We report the discovery of a bow-shock pulsar wind nebula (PWN), named Potoroo, and the detection of a young pulsar J1638$-$4713 that powers the nebula. We present a radio continuum study of the PWN based on 20-cm observations obtained from the Australian Square Kilometre Array Pathfinder (ASKAP) and MeerKAT. PSR J1638$-$4713 was identified using Parkes radio telescope observations at frequencies above 3 GHz.
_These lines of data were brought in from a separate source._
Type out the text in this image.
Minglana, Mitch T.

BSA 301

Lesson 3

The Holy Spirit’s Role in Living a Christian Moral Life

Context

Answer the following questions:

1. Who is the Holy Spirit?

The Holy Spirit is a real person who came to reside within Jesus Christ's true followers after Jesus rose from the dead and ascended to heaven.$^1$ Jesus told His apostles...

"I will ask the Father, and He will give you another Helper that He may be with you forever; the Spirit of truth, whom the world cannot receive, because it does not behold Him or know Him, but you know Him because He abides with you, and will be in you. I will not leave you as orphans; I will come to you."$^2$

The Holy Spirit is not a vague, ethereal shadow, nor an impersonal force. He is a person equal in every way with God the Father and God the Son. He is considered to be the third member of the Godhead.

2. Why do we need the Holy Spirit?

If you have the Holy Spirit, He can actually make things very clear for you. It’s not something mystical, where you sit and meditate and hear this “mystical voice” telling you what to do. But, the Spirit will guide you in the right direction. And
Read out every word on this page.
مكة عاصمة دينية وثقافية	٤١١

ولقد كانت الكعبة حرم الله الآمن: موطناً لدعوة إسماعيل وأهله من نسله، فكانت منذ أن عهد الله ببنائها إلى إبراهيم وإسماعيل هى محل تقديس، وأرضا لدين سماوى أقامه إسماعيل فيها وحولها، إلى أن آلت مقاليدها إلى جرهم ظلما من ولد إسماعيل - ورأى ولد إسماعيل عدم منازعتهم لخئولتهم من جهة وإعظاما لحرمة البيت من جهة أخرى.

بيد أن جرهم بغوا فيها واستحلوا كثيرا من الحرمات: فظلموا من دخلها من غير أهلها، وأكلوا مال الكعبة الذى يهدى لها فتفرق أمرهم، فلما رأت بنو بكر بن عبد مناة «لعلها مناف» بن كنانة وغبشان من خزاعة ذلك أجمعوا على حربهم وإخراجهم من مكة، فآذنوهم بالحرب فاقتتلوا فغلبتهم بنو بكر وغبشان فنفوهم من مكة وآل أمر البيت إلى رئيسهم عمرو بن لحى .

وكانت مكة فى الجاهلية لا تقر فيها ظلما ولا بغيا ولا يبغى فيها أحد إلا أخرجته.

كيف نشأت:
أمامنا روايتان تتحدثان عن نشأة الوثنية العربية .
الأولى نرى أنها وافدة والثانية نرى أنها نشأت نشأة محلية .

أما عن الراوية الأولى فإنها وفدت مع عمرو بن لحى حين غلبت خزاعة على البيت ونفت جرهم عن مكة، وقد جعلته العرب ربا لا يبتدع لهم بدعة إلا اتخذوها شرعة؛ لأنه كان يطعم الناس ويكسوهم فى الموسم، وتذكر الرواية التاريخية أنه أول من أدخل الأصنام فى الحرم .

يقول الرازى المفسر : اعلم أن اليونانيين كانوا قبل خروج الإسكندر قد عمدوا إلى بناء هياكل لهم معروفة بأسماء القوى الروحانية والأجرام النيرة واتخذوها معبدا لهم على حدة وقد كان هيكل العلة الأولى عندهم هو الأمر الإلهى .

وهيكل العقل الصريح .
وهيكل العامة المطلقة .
The pulsar has the second-highest dispersion measure of all known radio pulsars (1 553 pc cm$^{-3}$), a spin period of 65.74 ms and a spin-down luminosity of $\dot{E}=6.1\times10^{36}$ erg s$^{-1}$. The PWN has a cometary morphology and one of the greatest projected lengths among all the observed pulsar radio tails, measuring over 21 pc for an assumed distance of 10 kpc. The remarkably long tail and atypically steep radio spectral index are attributed to the interplay of a supernova reverse shock and the PWN. The originating supernova remnant is not known so far. We estimated the pulsar kick velocity to be in the range of 1 000–2 000 km s$^{-1}$ for ages between 23 and 10 kyr. The X-ray counterpart found in Chandra data, CXOU J163802.6$-$471358, shows the same tail morphology as the radio source but is shorter by a factor of 10. The peak of the X-ray emission is offset from the peak of the radio total intensity (Stokes $\rm I$) emission by approximately 4.7$^{\prime\prime}$, but coincides well with circularly polarised (Stokes $\rm V$) emission. No infrared counterpart was found.